Driving Automotive Technology Into the Future
How many iPhones would it take to store a petabyte of data? Roughly 4,000, Gabriel Flores estimates.
For the layperson, a petabyte is 1,000 terabytes. That’s the amount of data a self-driving vehicle terminal server needs to collect and move through cloud storage on a consistent basis—a process that’s vastly expensive, super technical, and critical to every single facet of a safe, functioning autonomous vehicle.
Complicated technical challenges like this are where Flores hits his stride. He is an enterprise engineering manager at Latitude AI, a subsidiary of Ford that develops hands-free, eyes-off driving technology. His team builds, manages, and services the interconnected servers where vehicles offload data every day.

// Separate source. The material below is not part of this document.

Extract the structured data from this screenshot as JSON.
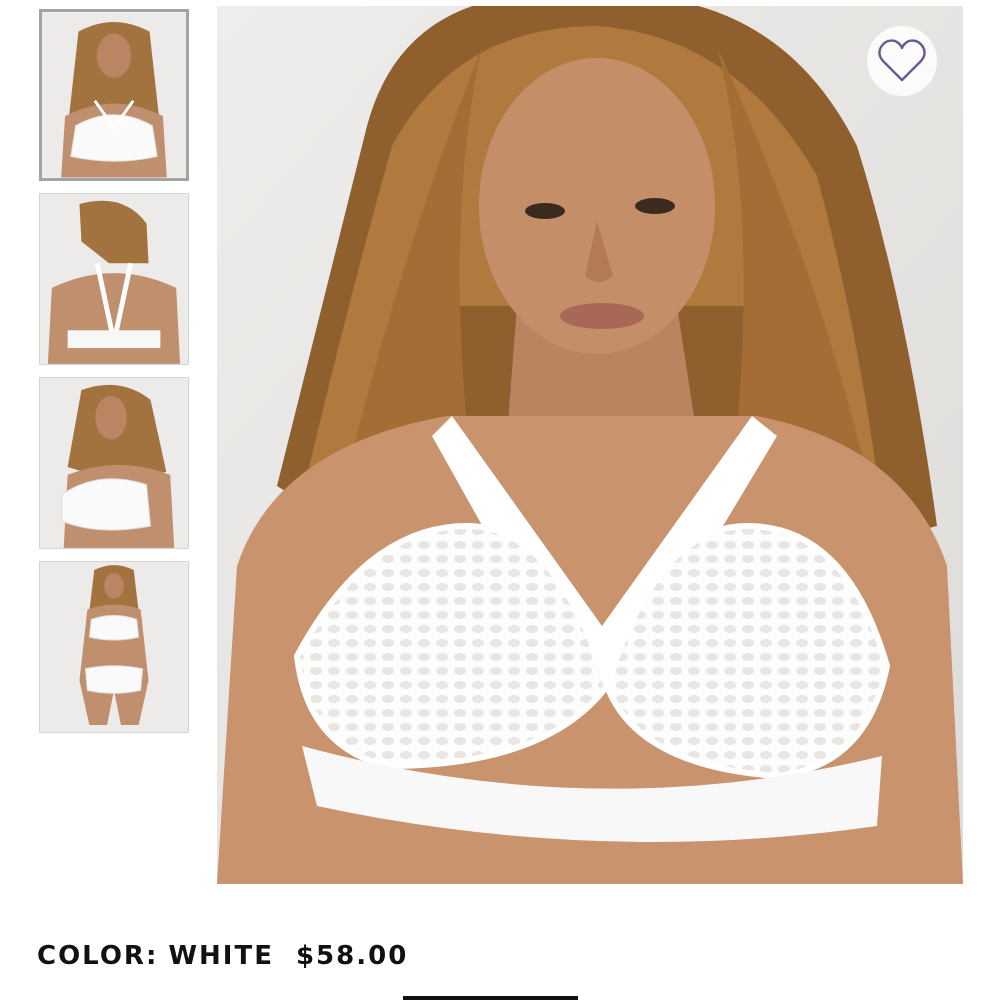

Working on the frontlines of a large, highly disruptive force in technology during an inflection point is his happy place. A truly new frontier, research suggests that 12 percent of new passenger cars will be sold with autonomous technologies by 2030—and that number is going to aggressively hit the accelerator with adoption.
“Being a part of something new is where the fun is, it’s where the excitement and a sense of purpose are for me. The companies I’ve worked for were all doing something new, something we hadn’t considered, and they’ve changed the game.”
“I’ve always thought cars are cool, but it’s beautiful to be a part of the potential good that will come from this technology, from a road safety standpoint and for convenience,” Flores said. “I’m not saying people won’t be getting behind the wheel anymore, but it will help to reduce the number of accidents.”
Initially self-trained and directed, Flores has now spent more than a decade as an engineer, building efficient server networks around the globe for giants like LinkedIn and Airbnb, and setting up their offices in Amsterdam, London, Paris, São Paulo, Singapore, Stockholm, and across the United States.
After graduating, he found work as a data analyst for Cisco, testing servers. The role was repetitive and process-driven, and Flores quickly saw opportunities to create new efficiencies that saved time and added value to both the team and company. This created room for him to grow.
“I learned business acumen doing all my capstone projects and case studies at Chico State,” he said. “That made it really easy to see my work from different perspectives.”
The leap from validating servers to building them himself and leading a team of engineers wasn’t as far as he first imagined: “When I first joined this field, I had passion for computing and building things. I thought I’d be an architect when I was younger. Where I am today is basically like an architect, but for servers.”
His passion and curiosity have led to new opportunities, always at the intersection of technology and culture.
“I love the challenge,” Flores said. “Being a part of something new is where the fun is, it’s where the excitement and a sense of purpose are for me. The companies I’ve worked for were all doing something new, something we hadn’t considered, and they’ve changed the game.”